Inexpensive, flexible and educational, it came with instructions for building engineering tools like lathes, drills and planers, which didn’t stop my brother and me from building time machines and batmobiles. Czech inventor Otto Wichterle used Merkur to prototype the first soft contact lens, further proof that a successful open-ended system can produce results far beyond its inventor’s imaginings.

merkur 1970s
Merkur 7, construction set from the 1970s

The Q Project is designed as a similarly open-ended system. Like any game, it is built on implicit rules that provide a certain stability. Various types of serifs, for example, can be attached to the base letters, and with a little experimentation, you will find that there are over thirty such combinations that can be placed on three different letter bases. But like any goodgame, it also provides room to create and explore. The serifs can be combined to generate unexpected shapes. The letters can be broken into strokes to create entirely new forms. Just as with toys such as Lego or Merkur, you can build what the designer envisioned, or you can ditch the instructions in favour of free play and create something else entirely. Beyond the standard OpenType fonts, the Q Project also includes physical and digital tools like drafting stencils with the basic shapes needed to construct the capital letters of the Latin alphabet in various styles.

Q shapes drafting templates
Three drafting stencil for Q Shape 1, 2, 3 are available as part of the project.
Q bases & serifs
Instead of defining static fonts, the Q Project (2020) comes with interchangeable parts available as separate fonts, which can be combined in numerous ways.

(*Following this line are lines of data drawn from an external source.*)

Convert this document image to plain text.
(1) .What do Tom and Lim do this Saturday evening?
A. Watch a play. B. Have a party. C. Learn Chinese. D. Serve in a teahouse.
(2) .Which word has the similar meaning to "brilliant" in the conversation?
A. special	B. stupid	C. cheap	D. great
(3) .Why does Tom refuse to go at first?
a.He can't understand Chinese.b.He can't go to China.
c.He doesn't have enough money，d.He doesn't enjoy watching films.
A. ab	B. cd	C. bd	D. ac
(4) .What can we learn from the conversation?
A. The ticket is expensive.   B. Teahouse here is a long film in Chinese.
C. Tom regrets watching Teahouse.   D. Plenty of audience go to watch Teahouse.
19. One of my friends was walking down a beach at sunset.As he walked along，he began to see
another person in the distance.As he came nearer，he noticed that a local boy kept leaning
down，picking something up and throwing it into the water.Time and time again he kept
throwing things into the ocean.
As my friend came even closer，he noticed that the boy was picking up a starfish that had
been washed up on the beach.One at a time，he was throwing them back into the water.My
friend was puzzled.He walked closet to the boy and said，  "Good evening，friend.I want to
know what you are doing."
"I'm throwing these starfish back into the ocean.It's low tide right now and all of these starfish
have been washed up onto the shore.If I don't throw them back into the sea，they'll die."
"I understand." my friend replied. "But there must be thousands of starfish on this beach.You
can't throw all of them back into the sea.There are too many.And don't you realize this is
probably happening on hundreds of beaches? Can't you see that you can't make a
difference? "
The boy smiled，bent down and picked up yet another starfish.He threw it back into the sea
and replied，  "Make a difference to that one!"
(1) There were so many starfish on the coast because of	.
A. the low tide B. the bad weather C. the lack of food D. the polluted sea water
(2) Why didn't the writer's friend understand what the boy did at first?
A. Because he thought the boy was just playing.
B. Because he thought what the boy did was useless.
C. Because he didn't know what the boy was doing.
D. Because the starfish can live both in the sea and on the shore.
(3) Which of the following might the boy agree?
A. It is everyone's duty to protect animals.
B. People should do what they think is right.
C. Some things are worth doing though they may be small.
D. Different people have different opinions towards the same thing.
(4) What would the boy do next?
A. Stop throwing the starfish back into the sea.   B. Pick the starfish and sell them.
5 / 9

A good game allows for hacking and invention, providing a framework for creation. Creativity, however, requires time, and Q also requires some patience, since it is less a production tool and more a space to explore. In return, you may discover something that was not entirely planned, something that the system hoped to allow, but could not guarantee. This is the magic of designing games, the joy of inviting people to participate in your creation, to complete it or even reinvent it. Q invites you to solve puzzles that may not exist yet. It’s not the most practical way of working, but play is also an important way to achieve useful results.